Mi abuelo Juan Rodríguez fue un hombre duro y responsable, un vanguardista culto, un autodidacta inclasificable. Nació en el seno de una familia aristocrática y socialista, una especie de débil paradoja que me enorgullece. ¿Cómo hizo mi abuelo para casarse con una mujer sencilla, rosada y casi analfabeta? ¿Qué lo cautivó de mi desconocida abuela? No puedo responder a estas preguntas así como no puedo responder a los dilemas metafísicos propuestos por Kant.
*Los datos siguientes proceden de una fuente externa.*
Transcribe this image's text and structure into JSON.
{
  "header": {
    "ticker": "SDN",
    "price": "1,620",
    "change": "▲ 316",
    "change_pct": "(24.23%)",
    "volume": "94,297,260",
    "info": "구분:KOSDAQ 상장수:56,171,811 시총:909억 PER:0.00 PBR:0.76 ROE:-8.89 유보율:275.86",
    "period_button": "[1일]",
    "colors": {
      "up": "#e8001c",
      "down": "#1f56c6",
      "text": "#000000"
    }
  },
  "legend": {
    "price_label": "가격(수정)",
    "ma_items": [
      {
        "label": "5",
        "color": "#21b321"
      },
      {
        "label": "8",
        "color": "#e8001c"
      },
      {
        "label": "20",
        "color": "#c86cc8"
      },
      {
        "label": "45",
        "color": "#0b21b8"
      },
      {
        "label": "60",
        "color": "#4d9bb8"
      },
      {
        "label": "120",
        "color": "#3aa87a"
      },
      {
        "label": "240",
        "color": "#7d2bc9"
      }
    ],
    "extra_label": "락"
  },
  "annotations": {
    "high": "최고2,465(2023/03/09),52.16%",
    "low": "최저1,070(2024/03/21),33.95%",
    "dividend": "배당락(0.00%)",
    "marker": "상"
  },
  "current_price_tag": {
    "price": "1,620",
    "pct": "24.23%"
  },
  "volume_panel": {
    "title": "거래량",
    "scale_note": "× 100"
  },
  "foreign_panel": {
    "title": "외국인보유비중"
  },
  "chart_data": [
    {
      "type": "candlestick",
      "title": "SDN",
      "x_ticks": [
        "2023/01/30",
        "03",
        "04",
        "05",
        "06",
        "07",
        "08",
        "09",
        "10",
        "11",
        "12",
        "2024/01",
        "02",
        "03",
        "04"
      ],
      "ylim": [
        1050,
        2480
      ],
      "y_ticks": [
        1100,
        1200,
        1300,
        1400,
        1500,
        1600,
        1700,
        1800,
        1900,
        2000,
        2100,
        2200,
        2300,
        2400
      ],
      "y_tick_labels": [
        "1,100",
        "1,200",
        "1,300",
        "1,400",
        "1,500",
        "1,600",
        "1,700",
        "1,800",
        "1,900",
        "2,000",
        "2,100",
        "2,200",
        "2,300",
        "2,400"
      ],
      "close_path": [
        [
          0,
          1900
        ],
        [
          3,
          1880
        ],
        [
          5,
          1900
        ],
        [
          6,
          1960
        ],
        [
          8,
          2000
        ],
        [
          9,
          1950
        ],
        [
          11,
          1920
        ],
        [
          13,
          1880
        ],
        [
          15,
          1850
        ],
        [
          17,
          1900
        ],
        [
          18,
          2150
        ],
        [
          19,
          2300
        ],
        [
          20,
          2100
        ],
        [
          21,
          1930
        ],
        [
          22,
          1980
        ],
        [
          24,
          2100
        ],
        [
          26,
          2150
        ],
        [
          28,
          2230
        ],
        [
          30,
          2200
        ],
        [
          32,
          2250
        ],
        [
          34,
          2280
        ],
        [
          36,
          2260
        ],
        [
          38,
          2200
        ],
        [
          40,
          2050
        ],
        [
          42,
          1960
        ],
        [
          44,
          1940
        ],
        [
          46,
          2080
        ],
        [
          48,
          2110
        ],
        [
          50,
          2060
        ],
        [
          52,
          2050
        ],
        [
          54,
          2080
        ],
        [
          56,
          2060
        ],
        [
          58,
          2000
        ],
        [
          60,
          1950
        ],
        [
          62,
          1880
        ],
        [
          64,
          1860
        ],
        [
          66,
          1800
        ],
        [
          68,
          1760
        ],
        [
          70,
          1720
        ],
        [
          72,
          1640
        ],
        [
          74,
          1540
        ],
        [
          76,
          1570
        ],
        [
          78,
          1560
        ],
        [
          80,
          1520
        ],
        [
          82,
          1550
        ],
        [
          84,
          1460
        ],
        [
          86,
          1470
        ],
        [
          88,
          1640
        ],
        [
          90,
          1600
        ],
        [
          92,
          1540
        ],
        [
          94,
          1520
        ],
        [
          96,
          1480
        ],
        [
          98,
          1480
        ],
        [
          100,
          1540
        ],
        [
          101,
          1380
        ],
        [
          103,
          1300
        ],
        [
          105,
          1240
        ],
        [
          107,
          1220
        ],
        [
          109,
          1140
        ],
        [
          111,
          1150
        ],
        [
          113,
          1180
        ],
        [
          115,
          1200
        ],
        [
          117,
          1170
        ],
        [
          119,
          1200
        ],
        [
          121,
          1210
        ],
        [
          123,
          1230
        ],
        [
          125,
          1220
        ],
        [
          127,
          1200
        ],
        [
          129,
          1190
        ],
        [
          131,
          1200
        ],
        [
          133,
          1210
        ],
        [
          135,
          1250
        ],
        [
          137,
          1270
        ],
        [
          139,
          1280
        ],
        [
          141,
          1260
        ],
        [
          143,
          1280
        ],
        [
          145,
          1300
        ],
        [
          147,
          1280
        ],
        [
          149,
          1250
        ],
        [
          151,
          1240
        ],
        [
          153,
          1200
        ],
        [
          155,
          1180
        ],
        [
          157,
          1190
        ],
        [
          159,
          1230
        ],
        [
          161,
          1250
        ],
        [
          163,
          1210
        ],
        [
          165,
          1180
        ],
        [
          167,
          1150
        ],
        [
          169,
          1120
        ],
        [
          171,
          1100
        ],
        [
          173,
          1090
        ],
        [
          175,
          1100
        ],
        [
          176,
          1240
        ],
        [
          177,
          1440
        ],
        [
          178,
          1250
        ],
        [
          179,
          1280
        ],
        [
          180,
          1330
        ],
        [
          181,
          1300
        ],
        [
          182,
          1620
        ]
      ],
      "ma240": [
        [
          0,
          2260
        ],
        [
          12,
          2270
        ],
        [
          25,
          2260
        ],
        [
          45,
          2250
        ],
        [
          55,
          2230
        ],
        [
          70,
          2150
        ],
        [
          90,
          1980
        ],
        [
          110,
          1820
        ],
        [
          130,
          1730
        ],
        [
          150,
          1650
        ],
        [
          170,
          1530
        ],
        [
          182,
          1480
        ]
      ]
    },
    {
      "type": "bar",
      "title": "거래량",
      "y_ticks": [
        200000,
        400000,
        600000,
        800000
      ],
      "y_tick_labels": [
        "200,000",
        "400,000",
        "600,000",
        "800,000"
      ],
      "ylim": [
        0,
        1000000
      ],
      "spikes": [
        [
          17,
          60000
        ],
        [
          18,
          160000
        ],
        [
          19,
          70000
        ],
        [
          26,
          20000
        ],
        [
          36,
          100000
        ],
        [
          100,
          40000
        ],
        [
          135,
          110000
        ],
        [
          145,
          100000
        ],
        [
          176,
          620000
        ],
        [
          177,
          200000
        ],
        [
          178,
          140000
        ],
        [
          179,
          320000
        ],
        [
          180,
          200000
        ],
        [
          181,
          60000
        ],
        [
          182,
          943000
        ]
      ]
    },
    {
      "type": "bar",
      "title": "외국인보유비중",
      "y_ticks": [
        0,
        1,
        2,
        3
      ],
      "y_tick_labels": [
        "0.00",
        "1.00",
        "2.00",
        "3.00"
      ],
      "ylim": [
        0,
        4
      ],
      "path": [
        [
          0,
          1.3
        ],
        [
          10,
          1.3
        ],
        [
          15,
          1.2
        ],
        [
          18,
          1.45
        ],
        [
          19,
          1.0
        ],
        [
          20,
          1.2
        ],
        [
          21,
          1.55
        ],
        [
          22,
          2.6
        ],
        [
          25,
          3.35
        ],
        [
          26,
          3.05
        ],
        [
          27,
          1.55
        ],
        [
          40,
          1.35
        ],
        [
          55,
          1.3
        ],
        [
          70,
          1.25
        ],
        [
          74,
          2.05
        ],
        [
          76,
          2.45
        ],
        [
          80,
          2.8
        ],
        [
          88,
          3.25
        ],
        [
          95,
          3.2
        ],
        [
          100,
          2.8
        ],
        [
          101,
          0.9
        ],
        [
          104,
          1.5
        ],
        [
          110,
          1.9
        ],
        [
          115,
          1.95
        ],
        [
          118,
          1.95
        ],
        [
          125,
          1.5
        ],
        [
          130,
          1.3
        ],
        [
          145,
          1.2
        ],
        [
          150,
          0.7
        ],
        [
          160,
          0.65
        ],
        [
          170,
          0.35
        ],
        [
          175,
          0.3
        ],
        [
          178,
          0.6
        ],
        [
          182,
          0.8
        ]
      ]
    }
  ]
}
De ese matrimonio mixto y paradojal nació mi madre. Y ella fue la única hija que tuvieron. Quizás por eso fue una niña caprichosa y mimada. Estudió en una escuela estatal, cerca de su casa, llamada Liceo Nacional de Señoritas. Mi mamá se subía a una bicicleta Brodensen para llegar al establecimiento y paseaba entre los lapachos del parque Avellaneda cuando salía. Escuchaba el sonido de los tacos de los caballos en los recientes adoquines y miraba cómo las flores dibujaban nubes de hojas en el polvo de la plaza. ¿Cuántas veces habrá subido en la bicicleta negra? ¿Qué imágenes conserva mi madre de esos viajes repetidos? Siempre he pensado que hay intervalos de la vida que están destinados al olvido. Y las causas de esa situación son imposibles de evaluar. ¿Por qué a veces guardamos ciertos episodios nimios y entregamos recuerdos insoslayables a la máquina imparable del olvido? ¿Por qué la caja traicionera de la memoria recupera unos y no otros?
3
Qué es la infancia, me pregunto sentado frente a los árboles helados y raquíticos del jardín de la madurez. ¿Dónde se va cuando uno es grande?
Mi mamá adora Salta. No sé qué imagen tiene de esa ciudad. Sólo ella lo sabe. Seguro que recuerda sus calles, las veredas amarillas, la iglesia barroca, la plaza llena de gente.
La veo sentada, de niña, en un banco pintado de recuerdos junto a su madre, incognoscible, ida en el pasado. Mi mamá tiene el rostro limpio, la alegría irrecuperable, la tristeza pequeña y tremenda. Empuja un carrito y le tira maíz a las palomas inquietas y voraces.
Mi mamá adora Salta porque ahí, en algún lugar indefinido, está su infancia. En algún rincón perdido, irrecuperable, está la infancia.
Nadie puede regresar a la infancia. La infancia es la utopía perdida, el paraíso perdido.
La infancia se parece a una calle por la que pasé y que ahora no está, a una vereda en la que me detuve y que ahora está borrada, a un árbol que me dio cobijo y que ahora es una sombra de ramas, a una cara que alguna vez miré y que ahora no encuentro.